I am the firm administrator for a twenty-five attorney firm in Baltimore, Maryland. We have fourteen partners and nine are in their sixties. We have no succession or transition plans in place for senior partners. Every time I bring up the topic there is a resistance to even discuss the topic. I would appreciate any help that you can provide.
A decade ago, only the more proactive, well-managed law firms had in place programs and provisions for senior partner succession and transition. A majority of firms simply had not addressed or even given serious thought to the eventual retirement and exit of their senior partners. However, in the last five years, I have seen a lot of interest in succession, transition, and exit planning. The avalanche of baby boomers reaching retirement age has fueled this interest. Firms from the largest to the smallest are getting proactive and actively addressing succession and transition of senior partners. Some are putting in place formal programs, while others are at least addressing succession and transition informally using ad hoc approaches.
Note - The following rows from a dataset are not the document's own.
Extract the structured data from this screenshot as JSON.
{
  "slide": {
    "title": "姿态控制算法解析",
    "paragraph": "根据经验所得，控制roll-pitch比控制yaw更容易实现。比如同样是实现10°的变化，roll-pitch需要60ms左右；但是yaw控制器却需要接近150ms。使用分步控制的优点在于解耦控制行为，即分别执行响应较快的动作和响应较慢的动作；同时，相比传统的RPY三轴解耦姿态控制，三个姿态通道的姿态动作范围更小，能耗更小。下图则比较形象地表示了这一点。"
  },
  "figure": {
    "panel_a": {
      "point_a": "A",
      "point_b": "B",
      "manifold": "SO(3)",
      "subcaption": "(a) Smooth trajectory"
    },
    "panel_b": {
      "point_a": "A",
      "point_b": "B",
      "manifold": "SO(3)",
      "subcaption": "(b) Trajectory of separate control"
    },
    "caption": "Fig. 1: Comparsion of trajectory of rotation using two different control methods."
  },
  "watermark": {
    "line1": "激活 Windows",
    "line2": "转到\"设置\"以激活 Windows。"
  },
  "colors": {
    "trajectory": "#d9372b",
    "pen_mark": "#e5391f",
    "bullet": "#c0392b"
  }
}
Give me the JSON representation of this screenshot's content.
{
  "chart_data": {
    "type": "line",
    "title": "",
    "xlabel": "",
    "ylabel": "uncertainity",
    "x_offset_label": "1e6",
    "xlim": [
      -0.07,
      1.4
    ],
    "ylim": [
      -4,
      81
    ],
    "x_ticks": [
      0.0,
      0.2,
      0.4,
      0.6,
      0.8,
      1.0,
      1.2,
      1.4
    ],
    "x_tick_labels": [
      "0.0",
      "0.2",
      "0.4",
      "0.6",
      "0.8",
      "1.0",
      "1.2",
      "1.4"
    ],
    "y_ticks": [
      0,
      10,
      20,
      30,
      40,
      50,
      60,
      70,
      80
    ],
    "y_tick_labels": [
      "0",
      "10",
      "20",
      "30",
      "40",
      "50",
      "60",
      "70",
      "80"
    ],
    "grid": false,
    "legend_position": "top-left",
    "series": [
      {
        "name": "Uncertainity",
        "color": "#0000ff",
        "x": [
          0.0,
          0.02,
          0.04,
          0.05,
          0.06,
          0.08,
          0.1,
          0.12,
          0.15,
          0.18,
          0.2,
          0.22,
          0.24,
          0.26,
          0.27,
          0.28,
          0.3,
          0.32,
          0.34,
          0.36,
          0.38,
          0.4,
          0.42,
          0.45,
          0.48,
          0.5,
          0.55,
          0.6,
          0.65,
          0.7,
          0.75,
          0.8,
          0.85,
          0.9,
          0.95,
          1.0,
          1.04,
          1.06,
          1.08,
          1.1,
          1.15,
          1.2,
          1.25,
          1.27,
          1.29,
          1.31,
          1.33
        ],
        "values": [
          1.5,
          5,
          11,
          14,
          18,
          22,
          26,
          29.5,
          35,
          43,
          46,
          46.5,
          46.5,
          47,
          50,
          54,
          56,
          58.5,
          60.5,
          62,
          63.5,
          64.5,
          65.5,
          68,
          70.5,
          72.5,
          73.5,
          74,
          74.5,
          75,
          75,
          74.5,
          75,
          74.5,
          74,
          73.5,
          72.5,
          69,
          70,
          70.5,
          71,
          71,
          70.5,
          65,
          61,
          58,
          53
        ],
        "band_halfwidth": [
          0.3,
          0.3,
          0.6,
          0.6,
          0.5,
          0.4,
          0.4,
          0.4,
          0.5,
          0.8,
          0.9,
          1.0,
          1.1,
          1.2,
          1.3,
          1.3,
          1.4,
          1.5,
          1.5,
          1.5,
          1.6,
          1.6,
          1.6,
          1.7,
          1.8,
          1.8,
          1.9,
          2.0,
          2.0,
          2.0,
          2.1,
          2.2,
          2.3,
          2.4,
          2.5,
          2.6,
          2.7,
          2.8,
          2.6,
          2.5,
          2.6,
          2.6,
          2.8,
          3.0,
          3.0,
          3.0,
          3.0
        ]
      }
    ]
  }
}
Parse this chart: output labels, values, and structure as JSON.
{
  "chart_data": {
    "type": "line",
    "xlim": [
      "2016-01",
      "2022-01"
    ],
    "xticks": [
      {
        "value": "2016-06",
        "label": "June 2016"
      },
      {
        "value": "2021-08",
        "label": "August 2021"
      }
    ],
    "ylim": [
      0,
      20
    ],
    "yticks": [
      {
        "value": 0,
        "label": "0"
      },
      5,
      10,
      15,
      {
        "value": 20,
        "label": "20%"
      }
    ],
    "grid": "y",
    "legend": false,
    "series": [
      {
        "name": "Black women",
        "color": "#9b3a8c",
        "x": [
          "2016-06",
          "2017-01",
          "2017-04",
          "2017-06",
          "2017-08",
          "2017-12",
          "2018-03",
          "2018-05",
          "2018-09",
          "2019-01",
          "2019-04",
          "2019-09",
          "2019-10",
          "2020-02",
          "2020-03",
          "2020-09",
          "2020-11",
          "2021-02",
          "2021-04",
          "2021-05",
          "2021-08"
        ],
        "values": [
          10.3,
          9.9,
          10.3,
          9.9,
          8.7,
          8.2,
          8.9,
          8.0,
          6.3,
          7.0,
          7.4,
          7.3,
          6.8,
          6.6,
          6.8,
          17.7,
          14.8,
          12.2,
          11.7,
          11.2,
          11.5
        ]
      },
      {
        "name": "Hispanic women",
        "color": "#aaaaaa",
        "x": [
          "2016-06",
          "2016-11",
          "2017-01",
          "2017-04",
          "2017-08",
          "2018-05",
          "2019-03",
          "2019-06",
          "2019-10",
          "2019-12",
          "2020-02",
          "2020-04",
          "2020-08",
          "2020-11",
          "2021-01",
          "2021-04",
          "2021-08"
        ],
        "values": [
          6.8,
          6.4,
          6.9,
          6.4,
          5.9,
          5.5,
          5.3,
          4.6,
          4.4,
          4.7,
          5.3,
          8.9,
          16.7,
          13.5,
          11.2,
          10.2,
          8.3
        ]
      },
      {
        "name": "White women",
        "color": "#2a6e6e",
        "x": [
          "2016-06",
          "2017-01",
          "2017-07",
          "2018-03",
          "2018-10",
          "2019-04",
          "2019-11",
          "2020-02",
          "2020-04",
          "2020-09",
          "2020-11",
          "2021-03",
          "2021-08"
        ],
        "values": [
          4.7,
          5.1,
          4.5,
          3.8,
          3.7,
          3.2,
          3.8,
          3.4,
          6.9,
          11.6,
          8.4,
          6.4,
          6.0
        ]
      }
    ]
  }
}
A recent Altman Weil Transition Survey gives us a glimpse of what other law firms are doing. Here are a few highlights from their survey concerning responding law firms.
Many other law firms are finding it a major challenge to get senior attorneys to talk and share their plans concerning retirement. In many cases the families of senior attorneys are having the same challenges. Coming to terms with aging is a difficult topic. In the case of law firms, often senior attorneys simply don’t know their future plans themselves, need the income, fear that others shareholders/partners will steal their clients, or the firm simply does not have a mechanism in place that mandates transition planning. Some firms are implementing mandatory retirement and others are putting in place financial incentives to motivate early transition of clients. Client loss is the most significant concern.
Keep at it and don’t give up but it may take a series of baby steps. Educate your partners on the risks of “doing nothing”. Provide them with articles and other resources and keep the topic on the agenda.